After a diagnosis with a repair estimate, and after any safety hard stop has already been actioned (see below). It evaluates: the repair estimate, the equipment's age and condition, and a remaining-useful-life heuristic per equipment type. A crossover fires when a high-cost repair lands on an end-of-life unit (e.g. repair cost is a large fraction of replacement, or age is past typical service life). Routine low-cost repairs (a capacitor, an igniter) never trigger it.
A transparent side-by-side the customer can see: repair now (the estimate + the unit's age and what's likely next to fail) vs. replace (new-system options, pulling in rebates and the Stage 1 Savings Profile). All figures follow the same estimate/range discipline as the savings profile — labeled estimates, never "guaranteed," and the repair cost is presented honestly, never inflated to push a sale.
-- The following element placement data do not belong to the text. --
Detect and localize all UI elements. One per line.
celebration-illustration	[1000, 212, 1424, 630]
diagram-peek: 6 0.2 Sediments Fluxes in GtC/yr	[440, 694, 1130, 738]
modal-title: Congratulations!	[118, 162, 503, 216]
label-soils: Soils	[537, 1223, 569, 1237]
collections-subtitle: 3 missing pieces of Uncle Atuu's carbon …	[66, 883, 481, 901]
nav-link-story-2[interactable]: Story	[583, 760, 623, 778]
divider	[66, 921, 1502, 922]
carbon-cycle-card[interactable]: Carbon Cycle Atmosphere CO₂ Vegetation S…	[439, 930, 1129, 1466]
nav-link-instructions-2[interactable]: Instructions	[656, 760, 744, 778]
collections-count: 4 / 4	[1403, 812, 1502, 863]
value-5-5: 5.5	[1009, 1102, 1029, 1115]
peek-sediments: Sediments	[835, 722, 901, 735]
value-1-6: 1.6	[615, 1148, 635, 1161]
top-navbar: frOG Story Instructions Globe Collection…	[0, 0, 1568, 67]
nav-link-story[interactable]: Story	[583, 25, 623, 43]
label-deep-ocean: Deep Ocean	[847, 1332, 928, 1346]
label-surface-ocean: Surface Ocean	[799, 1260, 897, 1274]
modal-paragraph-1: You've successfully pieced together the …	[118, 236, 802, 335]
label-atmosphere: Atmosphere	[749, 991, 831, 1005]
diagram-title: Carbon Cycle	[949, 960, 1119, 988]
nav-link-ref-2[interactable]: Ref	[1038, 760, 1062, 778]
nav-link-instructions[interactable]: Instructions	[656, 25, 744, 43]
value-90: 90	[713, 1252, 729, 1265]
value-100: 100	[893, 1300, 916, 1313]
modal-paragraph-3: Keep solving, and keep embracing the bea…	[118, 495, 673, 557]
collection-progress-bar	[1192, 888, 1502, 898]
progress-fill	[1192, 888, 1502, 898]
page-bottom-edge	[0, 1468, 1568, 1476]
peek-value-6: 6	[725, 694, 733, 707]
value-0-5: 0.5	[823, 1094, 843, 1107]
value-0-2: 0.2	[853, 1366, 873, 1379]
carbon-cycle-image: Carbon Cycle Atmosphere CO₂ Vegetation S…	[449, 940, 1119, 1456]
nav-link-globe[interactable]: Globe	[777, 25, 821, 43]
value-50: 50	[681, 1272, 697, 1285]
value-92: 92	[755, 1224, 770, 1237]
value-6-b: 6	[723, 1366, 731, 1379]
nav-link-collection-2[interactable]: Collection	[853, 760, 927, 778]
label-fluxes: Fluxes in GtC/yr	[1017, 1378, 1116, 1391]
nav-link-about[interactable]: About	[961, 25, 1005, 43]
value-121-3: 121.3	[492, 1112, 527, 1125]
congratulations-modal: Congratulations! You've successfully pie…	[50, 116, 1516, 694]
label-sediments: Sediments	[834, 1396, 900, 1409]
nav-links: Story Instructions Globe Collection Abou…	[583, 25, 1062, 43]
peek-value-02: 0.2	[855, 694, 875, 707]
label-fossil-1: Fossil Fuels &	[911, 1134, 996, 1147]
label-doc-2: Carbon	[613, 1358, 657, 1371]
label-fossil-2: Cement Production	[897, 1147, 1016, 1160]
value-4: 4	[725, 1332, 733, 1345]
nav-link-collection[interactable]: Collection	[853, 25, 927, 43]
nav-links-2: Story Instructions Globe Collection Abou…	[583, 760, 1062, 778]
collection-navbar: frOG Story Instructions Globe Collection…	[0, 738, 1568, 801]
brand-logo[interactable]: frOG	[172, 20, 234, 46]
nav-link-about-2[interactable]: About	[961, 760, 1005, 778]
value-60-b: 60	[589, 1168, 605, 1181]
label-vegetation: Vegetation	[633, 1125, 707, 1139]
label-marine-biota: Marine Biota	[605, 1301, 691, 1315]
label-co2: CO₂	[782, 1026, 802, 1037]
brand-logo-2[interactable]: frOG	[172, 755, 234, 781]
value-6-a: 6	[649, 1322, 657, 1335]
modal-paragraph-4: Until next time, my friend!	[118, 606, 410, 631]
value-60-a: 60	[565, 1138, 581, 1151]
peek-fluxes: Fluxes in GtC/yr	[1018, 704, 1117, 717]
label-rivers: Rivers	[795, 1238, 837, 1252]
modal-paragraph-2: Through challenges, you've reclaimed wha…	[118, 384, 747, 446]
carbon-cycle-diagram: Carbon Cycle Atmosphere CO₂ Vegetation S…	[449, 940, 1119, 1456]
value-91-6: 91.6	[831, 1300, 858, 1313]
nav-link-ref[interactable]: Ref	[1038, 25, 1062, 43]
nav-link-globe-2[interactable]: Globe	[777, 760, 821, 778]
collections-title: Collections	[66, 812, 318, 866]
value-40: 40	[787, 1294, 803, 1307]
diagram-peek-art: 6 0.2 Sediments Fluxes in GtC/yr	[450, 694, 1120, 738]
If the customer leans replace, one tap opens the Sales survey pre-filled with the equipment already captured (nameplate, age, system type) and the diagnosis as context — the tech continues seamlessly into a quote. If the customer says "just fix it," the tool returns to the repair flow with nothing lost. Architecturally, Repair computes the recommendation and opens the Sales app with context; it does not embed Sales logic (the Stage 3 cross-tool link, per the Architecture doc §13).
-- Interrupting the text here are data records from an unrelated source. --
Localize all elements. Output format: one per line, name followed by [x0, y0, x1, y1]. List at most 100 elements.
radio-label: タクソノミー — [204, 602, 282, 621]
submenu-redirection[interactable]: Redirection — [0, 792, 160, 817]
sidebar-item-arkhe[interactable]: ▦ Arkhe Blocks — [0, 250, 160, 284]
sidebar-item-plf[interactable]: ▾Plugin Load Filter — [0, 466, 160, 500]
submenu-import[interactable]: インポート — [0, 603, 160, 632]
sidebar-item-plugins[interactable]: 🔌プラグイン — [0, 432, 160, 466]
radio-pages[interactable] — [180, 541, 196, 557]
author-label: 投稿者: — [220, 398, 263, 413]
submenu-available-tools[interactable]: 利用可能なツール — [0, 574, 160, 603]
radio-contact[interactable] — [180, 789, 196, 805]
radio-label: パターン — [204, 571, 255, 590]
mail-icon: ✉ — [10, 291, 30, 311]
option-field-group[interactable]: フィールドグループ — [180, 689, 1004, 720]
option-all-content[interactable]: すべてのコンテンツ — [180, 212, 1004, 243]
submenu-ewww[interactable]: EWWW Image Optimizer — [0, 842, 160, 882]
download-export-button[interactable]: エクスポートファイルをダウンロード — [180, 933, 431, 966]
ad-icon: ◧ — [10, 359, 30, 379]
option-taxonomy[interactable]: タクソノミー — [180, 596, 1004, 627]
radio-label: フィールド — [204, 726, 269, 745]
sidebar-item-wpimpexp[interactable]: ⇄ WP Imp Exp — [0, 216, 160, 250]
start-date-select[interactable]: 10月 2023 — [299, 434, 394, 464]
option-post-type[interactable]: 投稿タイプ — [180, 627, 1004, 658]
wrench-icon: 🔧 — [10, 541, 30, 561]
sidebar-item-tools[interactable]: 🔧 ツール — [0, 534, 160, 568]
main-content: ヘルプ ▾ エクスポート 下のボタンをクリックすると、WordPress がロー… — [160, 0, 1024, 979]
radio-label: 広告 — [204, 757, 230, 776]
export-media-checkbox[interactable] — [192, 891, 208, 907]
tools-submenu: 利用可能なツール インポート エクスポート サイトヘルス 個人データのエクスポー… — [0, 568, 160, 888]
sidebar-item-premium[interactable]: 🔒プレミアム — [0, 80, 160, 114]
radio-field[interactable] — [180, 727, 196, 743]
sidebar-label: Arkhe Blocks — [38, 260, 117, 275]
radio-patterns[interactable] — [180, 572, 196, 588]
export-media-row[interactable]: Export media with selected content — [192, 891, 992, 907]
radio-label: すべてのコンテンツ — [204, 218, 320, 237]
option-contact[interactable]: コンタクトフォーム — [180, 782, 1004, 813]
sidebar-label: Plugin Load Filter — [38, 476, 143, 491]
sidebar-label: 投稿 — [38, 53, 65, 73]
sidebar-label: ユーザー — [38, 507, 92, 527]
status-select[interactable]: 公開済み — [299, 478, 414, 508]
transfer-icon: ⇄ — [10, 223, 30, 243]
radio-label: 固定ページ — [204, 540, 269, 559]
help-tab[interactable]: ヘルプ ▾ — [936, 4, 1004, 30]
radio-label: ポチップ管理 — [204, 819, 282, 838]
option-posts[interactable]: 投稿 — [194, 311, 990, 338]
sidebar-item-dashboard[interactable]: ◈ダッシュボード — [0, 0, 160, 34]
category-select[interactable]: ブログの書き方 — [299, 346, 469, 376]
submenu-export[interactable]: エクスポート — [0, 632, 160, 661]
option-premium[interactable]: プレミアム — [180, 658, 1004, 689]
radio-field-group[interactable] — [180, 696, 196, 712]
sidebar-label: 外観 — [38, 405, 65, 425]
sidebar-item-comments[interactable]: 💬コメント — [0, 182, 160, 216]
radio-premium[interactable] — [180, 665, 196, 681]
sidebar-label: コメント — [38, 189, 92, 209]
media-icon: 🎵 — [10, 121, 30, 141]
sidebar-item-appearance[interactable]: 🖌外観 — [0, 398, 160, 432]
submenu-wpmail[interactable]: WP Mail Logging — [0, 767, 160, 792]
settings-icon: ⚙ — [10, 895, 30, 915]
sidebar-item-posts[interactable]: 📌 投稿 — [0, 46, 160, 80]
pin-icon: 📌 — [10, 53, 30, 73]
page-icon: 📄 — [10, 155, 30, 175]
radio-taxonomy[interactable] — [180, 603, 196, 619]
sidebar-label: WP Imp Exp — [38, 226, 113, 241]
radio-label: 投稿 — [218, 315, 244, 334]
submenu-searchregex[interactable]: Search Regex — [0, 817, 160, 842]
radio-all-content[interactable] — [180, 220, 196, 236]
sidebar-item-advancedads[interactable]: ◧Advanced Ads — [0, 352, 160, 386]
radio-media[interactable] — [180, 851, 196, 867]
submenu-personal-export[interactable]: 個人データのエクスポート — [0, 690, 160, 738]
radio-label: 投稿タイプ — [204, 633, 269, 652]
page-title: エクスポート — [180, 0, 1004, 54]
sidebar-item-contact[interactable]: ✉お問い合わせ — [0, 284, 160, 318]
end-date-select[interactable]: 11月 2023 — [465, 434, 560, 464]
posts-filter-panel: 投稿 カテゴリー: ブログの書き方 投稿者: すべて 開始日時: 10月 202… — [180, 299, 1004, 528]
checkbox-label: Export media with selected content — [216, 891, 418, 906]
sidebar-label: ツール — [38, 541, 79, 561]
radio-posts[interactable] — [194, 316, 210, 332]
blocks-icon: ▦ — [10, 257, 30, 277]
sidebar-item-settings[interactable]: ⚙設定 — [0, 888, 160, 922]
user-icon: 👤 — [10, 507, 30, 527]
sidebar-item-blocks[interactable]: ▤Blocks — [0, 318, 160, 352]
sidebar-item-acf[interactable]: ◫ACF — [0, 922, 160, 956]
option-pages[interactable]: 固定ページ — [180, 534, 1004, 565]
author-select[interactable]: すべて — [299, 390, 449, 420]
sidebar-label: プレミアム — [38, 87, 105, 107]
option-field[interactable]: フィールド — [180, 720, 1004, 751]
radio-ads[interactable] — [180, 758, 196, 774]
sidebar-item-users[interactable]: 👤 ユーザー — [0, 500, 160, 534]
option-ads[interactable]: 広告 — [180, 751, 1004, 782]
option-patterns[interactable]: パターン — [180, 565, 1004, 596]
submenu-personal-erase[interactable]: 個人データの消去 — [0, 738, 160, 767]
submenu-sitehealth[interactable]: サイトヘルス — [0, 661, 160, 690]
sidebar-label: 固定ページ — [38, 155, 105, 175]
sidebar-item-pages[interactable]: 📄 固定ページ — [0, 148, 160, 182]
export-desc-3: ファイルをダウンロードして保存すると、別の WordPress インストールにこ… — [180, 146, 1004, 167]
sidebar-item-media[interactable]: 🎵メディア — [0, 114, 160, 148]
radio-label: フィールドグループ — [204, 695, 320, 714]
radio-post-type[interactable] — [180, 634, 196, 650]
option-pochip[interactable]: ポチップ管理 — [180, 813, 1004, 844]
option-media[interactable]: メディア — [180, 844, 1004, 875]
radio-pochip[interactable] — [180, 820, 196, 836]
Safety is absolute and comes first (Safety condition). The advisor never overrides or softens a hard stop. A cracked heat exchanger is red-tagged and the unit shut down regardless of whether a new system is purchased; the repair-vs-replace conversation happens after that safety action, never instead of it.
Field Engineer Stage 2 — Service Repair Copilot. Specification draft for planning, investor review, and development. Pricing and proposal features remain Stage 1's roadmap; installation tooling is a separate future stage.